COFFEE WAS ALL THE TALK in the foyer yesterday morning, 8:20.
“Had my first taste of coffee when I was just a young child.”
I can’t for the life of me recall how it came up, but there I was, well-greeted by the two gentlemen who man the door.
They always look so happy to see me, possible backslider, sporadic attender. (They don’t know I’m at 9:45 the other 3 Sundays of the month.)
They shook my hand and gave me a bulletin.

“Yep, I was just a boy. My mother would pour some over a piece of toast, then sprinkle sugar on top.”
“I take mine straight up. Nothing added,” said the other, dapper in his green sport jacket.
“That was our breakfast sometimes. French toast, so to speak. That’s how poor we were.
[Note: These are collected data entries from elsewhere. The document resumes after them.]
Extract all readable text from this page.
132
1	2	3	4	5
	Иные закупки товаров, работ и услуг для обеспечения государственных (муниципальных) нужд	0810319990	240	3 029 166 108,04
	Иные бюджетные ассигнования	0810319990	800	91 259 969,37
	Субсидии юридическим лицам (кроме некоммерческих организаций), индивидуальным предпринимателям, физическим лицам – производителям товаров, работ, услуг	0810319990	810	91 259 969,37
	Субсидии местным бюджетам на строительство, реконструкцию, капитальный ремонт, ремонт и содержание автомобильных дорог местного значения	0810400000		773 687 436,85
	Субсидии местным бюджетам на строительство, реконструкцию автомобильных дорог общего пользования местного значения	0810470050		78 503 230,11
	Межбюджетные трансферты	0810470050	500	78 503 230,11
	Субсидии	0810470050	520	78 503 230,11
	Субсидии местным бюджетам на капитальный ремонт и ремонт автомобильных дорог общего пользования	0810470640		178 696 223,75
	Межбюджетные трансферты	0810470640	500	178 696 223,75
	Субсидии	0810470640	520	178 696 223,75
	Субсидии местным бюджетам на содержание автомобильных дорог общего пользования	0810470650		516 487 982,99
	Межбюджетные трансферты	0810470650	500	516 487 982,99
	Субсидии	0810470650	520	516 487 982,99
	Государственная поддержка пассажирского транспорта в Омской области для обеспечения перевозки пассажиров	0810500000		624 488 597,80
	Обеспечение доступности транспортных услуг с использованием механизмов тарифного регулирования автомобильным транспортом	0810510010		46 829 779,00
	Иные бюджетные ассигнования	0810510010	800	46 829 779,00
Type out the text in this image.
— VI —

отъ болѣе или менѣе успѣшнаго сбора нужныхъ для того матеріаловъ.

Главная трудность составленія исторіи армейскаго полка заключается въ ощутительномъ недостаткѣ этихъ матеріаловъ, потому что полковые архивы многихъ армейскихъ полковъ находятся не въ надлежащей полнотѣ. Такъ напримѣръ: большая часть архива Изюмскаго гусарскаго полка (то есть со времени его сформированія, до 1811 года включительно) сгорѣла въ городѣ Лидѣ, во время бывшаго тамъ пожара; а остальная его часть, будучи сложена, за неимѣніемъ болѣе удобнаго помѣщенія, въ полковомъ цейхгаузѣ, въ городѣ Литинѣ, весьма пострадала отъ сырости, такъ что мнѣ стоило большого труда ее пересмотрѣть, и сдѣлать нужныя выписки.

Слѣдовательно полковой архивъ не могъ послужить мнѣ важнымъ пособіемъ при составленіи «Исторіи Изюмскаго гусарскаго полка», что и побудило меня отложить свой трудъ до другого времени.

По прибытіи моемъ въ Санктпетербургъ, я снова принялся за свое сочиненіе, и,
Didn’t have no syrup, so she poured on coffee and sugared it.”
WHY IS IT these little conversations seem more important to me than almost anything else I hear? Nonsensical perhaps, inconsequential, with no claims for world peace or rescue for the economy or cures for cancer. But by them I am rendered rich and made to feel the luckiest girl in the world. All before 8:30 on a Sunday morning. The real stuff of life.
* * *
The candidates descend on Ohio now and I’m fairly certain nothing I hear will inspire me as much as this minute or two with the church greeters.